Public opinion will be heavily considered, Woodford said, but it will not fully determine the board’s decision.
“ Public opinion will play a big role in this decision,” Woodford said. “But the board is going to be compelled to do what is best for our students.”
Sheriff Ken Blackburn said law enforcement will support the school board in whichever decision they make.
“I have every confidence that the decision the Lovell School Board makes will be the best one for the students,” Blackburn said.
Blackburn also stated he did believe a happy medium could be determined between the student’s safety and their freedom during the lunch period.
“There are a lot of issues to talk about for safety that need to be discussed and there are a lot of different ways to skin a cat,” Blackburn said. “What works in D.C. may not work in Lovell.”
Law enforcement will continue to engage with the school district on this issue, according to Blackburn.
The School Board of District No. 2 also approved the funding of two additional school resource of1ficers and and the placement of an additional AR-15 semi-automatic rifle and safe within all three district schools Monday night.
“In our strategic plan last year, safety and security in all stakeholder groups was the most important thing,” Woodford said. “If it’s truly our most important priority we need to be willing to spend some money to keep our students safe.”
Woodford said the school board has determined that the presence of a school resource officer in all three schools is the most important step the board could take for school security.
The board unanimously voted to immediately fund the placement of an additional school resource office within the district, which would place one security officer at the high school, and an additional officer floating between the middle school and the elementary school.
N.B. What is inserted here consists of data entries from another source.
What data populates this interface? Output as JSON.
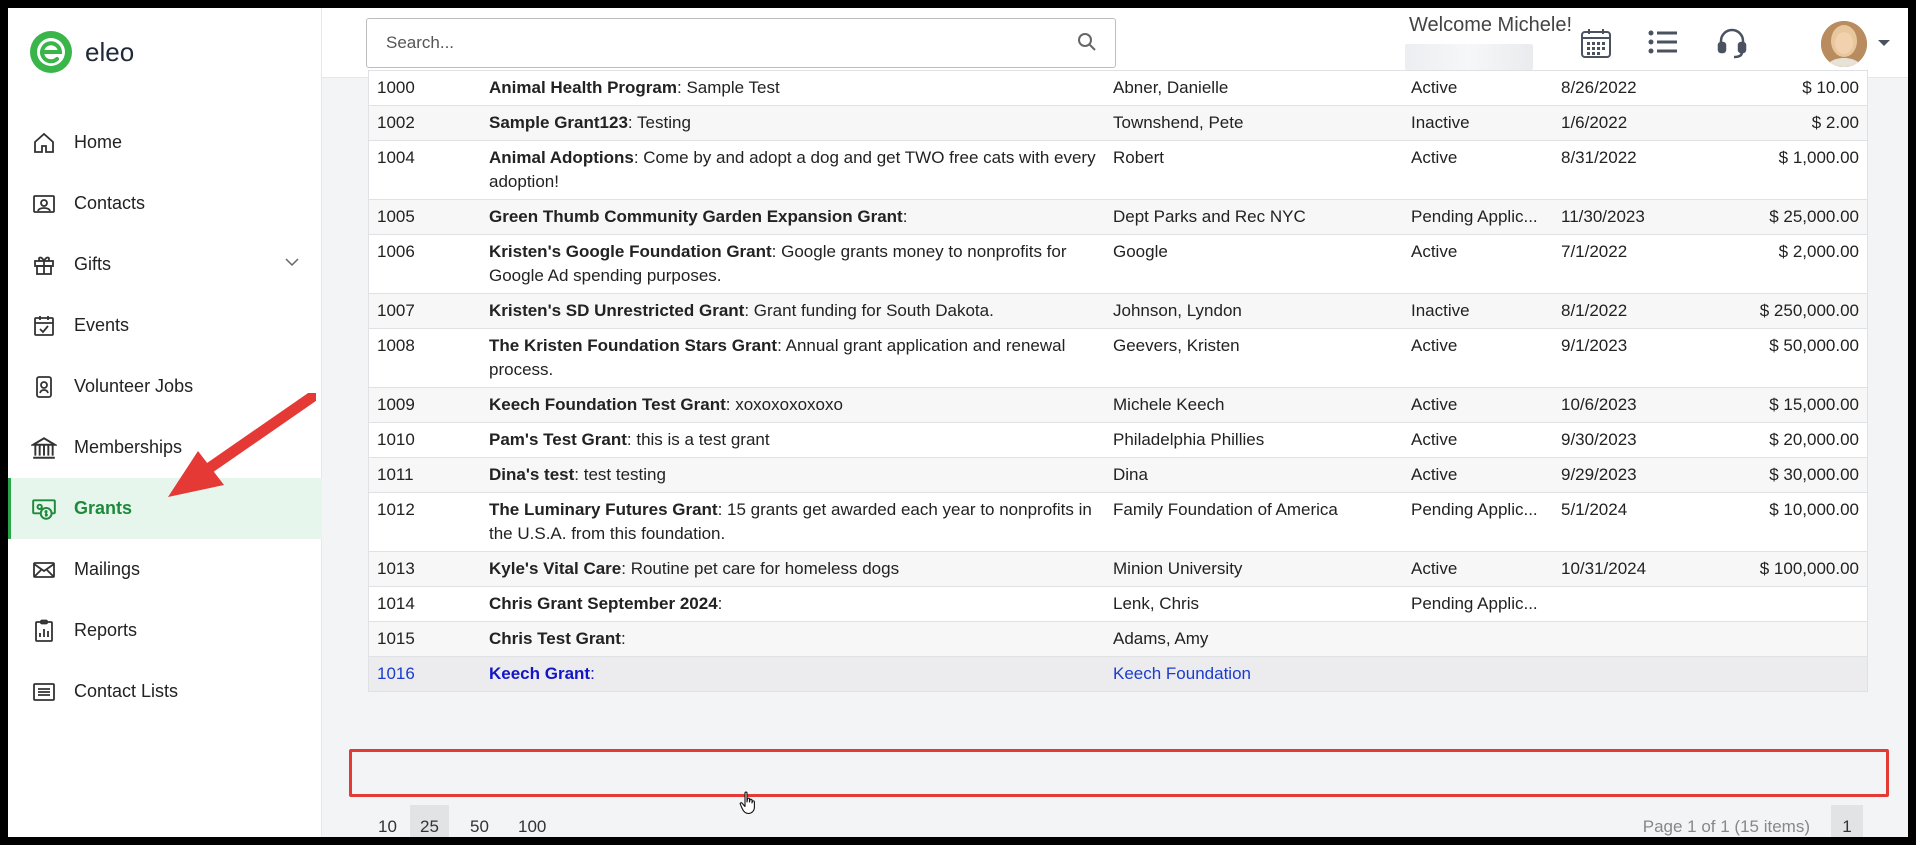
{
  "app": {
    "logo_text": "eleo",
    "brand_color": "#2aa54a",
    "accent_red": "#e53935"
  },
  "sidebar": {
    "items": [
      {
        "label": "Home",
        "icon": "home-icon"
      },
      {
        "label": "Contacts",
        "icon": "contact-card-icon"
      },
      {
        "label": "Gifts",
        "icon": "gift-icon",
        "expandable": true
      },
      {
        "label": "Events",
        "icon": "calendar-check-icon"
      },
      {
        "label": "Volunteer Jobs",
        "icon": "volunteer-badge-icon"
      },
      {
        "label": "Memberships",
        "icon": "building-columns-icon"
      },
      {
        "label": "Grants",
        "icon": "grant-money-icon",
        "active": true
      },
      {
        "label": "Mailings",
        "icon": "envelope-icon"
      },
      {
        "label": "Reports",
        "icon": "report-clipboard-icon"
      },
      {
        "label": "Contact Lists",
        "icon": "list-icon"
      }
    ]
  },
  "header": {
    "search_placeholder": "Search...",
    "welcome": "Welcome Michele!",
    "icons": [
      "calendar-grid-icon",
      "task-list-icon",
      "headset-icon",
      "user-avatar",
      "chevron-down-icon"
    ]
  },
  "grants": {
    "rows": [
      {
        "id": "1000",
        "name": "Animal Health Program",
        "desc": "Sample Test",
        "contact": "Abner, Danielle",
        "status": "Active",
        "date": "8/26/2022",
        "amount": "$ 10.00"
      },
      {
        "id": "1002",
        "name": "Sample Grant123",
        "desc": "Testing",
        "contact": "Townshend, Pete",
        "status": "Inactive",
        "date": "1/6/2022",
        "amount": "$ 2.00"
      },
      {
        "id": "1004",
        "name": "Animal Adoptions",
        "desc": "Come by and adopt a dog and get TWO free cats with every adoption!",
        "contact": "Robert",
        "status": "Active",
        "date": "8/31/2022",
        "amount": "$ 1,000.00"
      },
      {
        "id": "1005",
        "name": "Green Thumb Community Garden Expansion Grant",
        "desc": "",
        "contact": "Dept Parks and Rec NYC",
        "status": "Pending Applic...",
        "date": "11/30/2023",
        "amount": "$ 25,000.00"
      },
      {
        "id": "1006",
        "name": "Kristen's Google Foundation Grant",
        "desc": "Google grants money to nonprofits for Google Ad spending purposes.",
        "contact": "Google",
        "status": "Active",
        "date": "7/1/2022",
        "amount": "$ 2,000.00"
      },
      {
        "id": "1007",
        "name": "Kristen's SD Unrestricted Grant",
        "desc": "Grant funding for South Dakota.",
        "contact": "Johnson, Lyndon",
        "status": "Inactive",
        "date": "8/1/2022",
        "amount": "$ 250,000.00"
      },
      {
        "id": "1008",
        "name": "The Kristen Foundation Stars Grant",
        "desc": "Annual grant application and renewal process.",
        "contact": "Geevers, Kristen",
        "status": "Active",
        "date": "9/1/2023",
        "amount": "$ 50,000.00"
      },
      {
        "id": "1009",
        "name": "Keech Foundation Test Grant",
        "desc": "xoxoxoxoxoxo",
        "contact": "Michele Keech",
        "status": "Active",
        "date": "10/6/2023",
        "amount": "$ 15,000.00"
      },
      {
        "id": "1010",
        "name": "Pam's Test Grant",
        "desc": "this is a test grant",
        "contact": "Philadelphia Phillies",
        "status": "Active",
        "date": "9/30/2023",
        "amount": "$ 20,000.00"
      },
      {
        "id": "1011",
        "name": "Dina's test",
        "desc": "test testing",
        "contact": "Dina",
        "status": "Active",
        "date": "9/29/2023",
        "amount": "$ 30,000.00"
      },
      {
        "id": "1012",
        "name": "The Luminary Futures Grant",
        "desc": "15 grants get awarded each year to nonprofits in the U.S.A. from this foundation.",
        "contact": "Family Foundation of America",
        "status": "Pending Applic...",
        "date": "5/1/2024",
        "amount": "$ 10,000.00"
      },
      {
        "id": "1013",
        "name": "Kyle's Vital Care",
        "desc": "Routine pet care for homeless dogs",
        "contact": "Minion University",
        "status": "Active",
        "date": "10/31/2024",
        "amount": "$ 100,000.00"
      },
      {
        "id": "1014",
        "name": "Chris Grant September 2024",
        "desc": "",
        "contact": "Lenk, Chris",
        "status": "Pending Applic...",
        "date": "",
        "amount": ""
      },
      {
        "id": "1015",
        "name": "Chris Test Grant",
        "desc": "",
        "contact": "Adams, Amy",
        "status": "",
        "date": "",
        "amount": ""
      },
      {
        "id": "1016",
        "name": "Keech Grant",
        "desc": "",
        "contact": "Keech Foundation",
        "status": "",
        "date": "",
        "amount": "",
        "hover": true
      }
    ]
  },
  "pager": {
    "sizes": [
      "10",
      "25",
      "50",
      "100"
    ],
    "selected_size": "25",
    "info": "Page 1 of 1 (15 items)",
    "page": "1"
  }
}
In the same vote, the board approved the district to work with the county commissioners
and the sheriff’s department to place a third school resource officer within the district as soon as possible, placing one officer in each school.
Blackburn said the sheriff’s department has been working with the school district and has already made preparations to make additional security officers available.
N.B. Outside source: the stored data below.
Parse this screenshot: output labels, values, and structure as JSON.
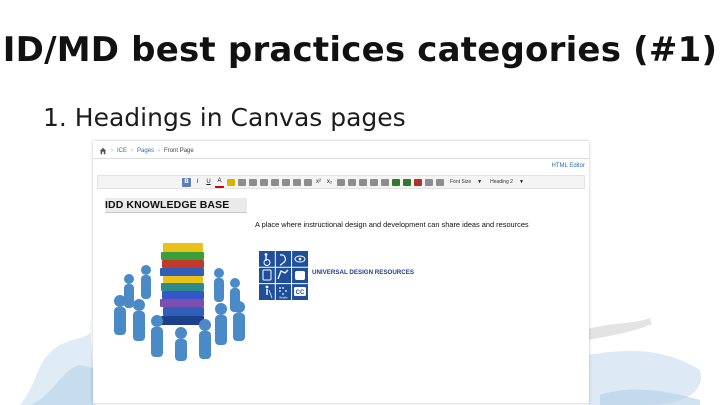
{
  "slide": {
    "title": "ID/MD best practices categories (#1)",
    "bullet": "1. Headings in Canvas pages"
  },
  "screenshot": {
    "breadcrumb": [
      "ICE",
      "Pages",
      "Front Page"
    ],
    "html_editor_link": "HTML Editor",
    "toolbar": {
      "bold": "B",
      "italic": "I",
      "underline": "U",
      "font_color": "A",
      "superscript": "x²",
      "subscript": "x₂",
      "font_size_select": "Font Size",
      "heading_select": "Heading 2"
    },
    "page": {
      "banner": "IDD KNOWLEDGE BASE",
      "tagline": "A place where instructional design and development can share ideas and resources",
      "ud_link": "UNIVERSAL DESIGN RESOURCES",
      "ud_small_text": "Braille",
      "ud_cc_text": "CC"
    }
  },
  "colors": {
    "accent_blue": "#2a6fb2",
    "link_navy": "#1f3e8f",
    "ud_icon_blue": "#1f4f9b",
    "people_blue": "#4a8ac6"
  }
}
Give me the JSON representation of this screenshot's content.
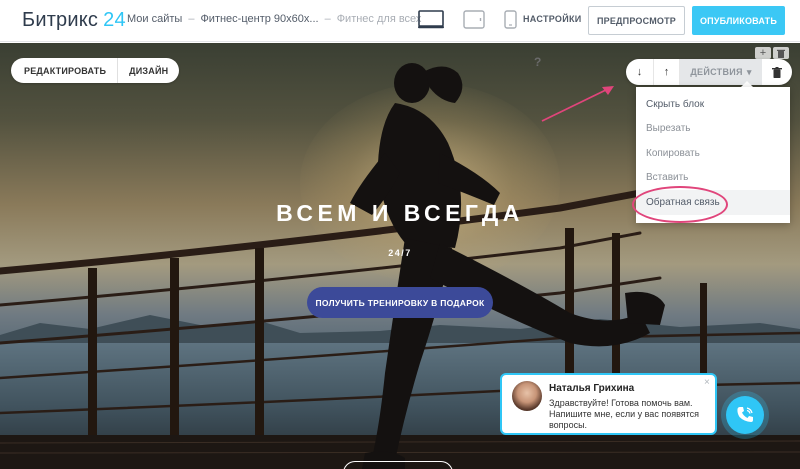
{
  "topbar": {
    "logo_text": "Битрикс",
    "logo_num": "24",
    "breadcrumbs": [
      "Мои сайты",
      "Фитнес-центр 90x60x...",
      "Фитнес для всех"
    ],
    "breadcrumb_sep": "–",
    "settings_label": "НАСТРОЙКИ",
    "preview_label": "ПРЕДПРОСМОТР",
    "publish_label": "ОПУБЛИКОВАТЬ",
    "device_icons": [
      "desktop-icon",
      "tablet-icon",
      "mobile-icon"
    ]
  },
  "editor": {
    "edit_label": "РЕДАКТИРОВАТЬ",
    "design_label": "ДИЗАЙН",
    "help_symbol": "?",
    "mini_add": "+",
    "mini_delete": "🗑"
  },
  "block_toolbar": {
    "down_symbol": "↓",
    "up_symbol": "↑",
    "actions_label": "ДЕЙСТВИЯ",
    "actions_caret": "▾"
  },
  "actions_menu": {
    "items": [
      "Скрыть блок",
      "Вырезать",
      "Копировать",
      "Вставить",
      "Обратная связь"
    ]
  },
  "hero": {
    "title": "ВСЕМ И ВСЕГДА",
    "subtitle": "24/7",
    "cta_label": "ПОЛУЧИТЬ ТРЕНИРОВКУ В ПОДАРОК"
  },
  "chat": {
    "name": "Наталья Грихина",
    "message": "Здравствуйте! Готова помочь вам. Напишите мне, если у вас появятся вопросы.",
    "close_symbol": "×"
  },
  "colors": {
    "accent": "#2fc6f6",
    "cta": "#3c4a99",
    "highlight": "#e0457b"
  }
}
“We have been preparing for some time,” Blackburn said. “We are looking forward to working with the schools and putting officers in place.”
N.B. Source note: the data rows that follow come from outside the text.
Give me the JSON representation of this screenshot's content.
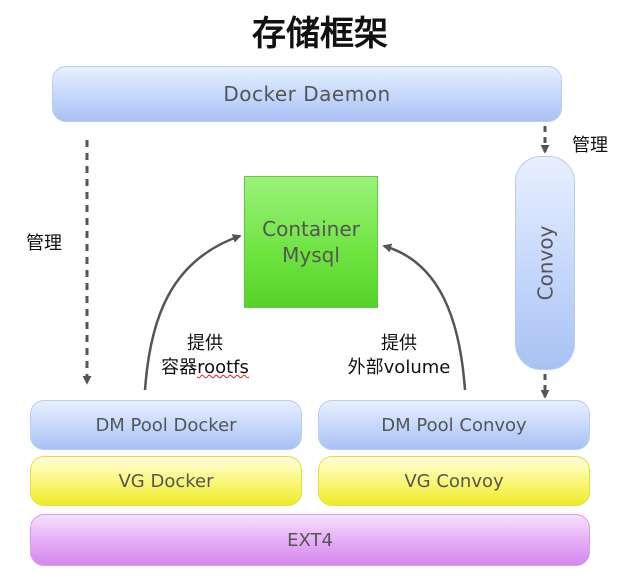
{
  "title": "存储框架",
  "nodes": {
    "docker_daemon": "Docker Daemon",
    "convoy": "Convoy",
    "container_line1": "Container",
    "container_line2": "Mysql",
    "dm_pool_docker": "DM Pool Docker",
    "dm_pool_convoy": "DM Pool Convoy",
    "vg_docker": "VG Docker",
    "vg_convoy": "VG Convoy",
    "ext4": "EXT4"
  },
  "labels": {
    "manage_left": "管理",
    "manage_right": "管理",
    "provide_left_line1": "提供",
    "provide_left_prefix": "容器",
    "provide_left_word": "rootfs",
    "provide_right_line1": "提供",
    "provide_right_line2": "外部volume"
  },
  "colors": {
    "blue": "#c4d6fb",
    "yellow": "#f9f674",
    "purple": "#e3a6f5",
    "green": "#6de33f",
    "arrow": "#555555"
  }
}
The board’s decision to place an additional AR-15 and safe in each school also was unanimous.
On June 14, the school district accepted a $6,540 grant from the National Rifle Association to place an AR-15 and a safe in the elementary school, middle school and high school. The school district will fund this purchase out of their general fund, according to the motion voted on Monday.
The decision will place one AR-15 and safe at each end of the school. Students will not be aware of where the safes are located and school officials will not have access to the weapons. The safes will only be accessible to law enforcement personnel, Woodford said.
School board members said the decision will both increase the safety of student and law enforcement officers, giving law enforcement quicker access to a weapon regardless of where in a building a potential attack might take place.
“The high school and elementary are so spread out, why only have one?” Jolley said.
While the school district originally planned to purchase biometric safes, Woodford said shortcomings in the technology, which might cause a safe not to recognize a fingerprint and not to open during an emergency, have caused the district to opt instead for a safe with a six-key password system.
The school district also announced several other measures the board will be considering to increase school security Monday.
They include the installation of additional fencing around school property to better define school boundaries, allowing remote access for their video camera system, establishing a door management system that will alert staff automatically if a door has been breached, and installing an electronic point of entry system that will allow the school district to get a basic background check upon an individual entering a school building.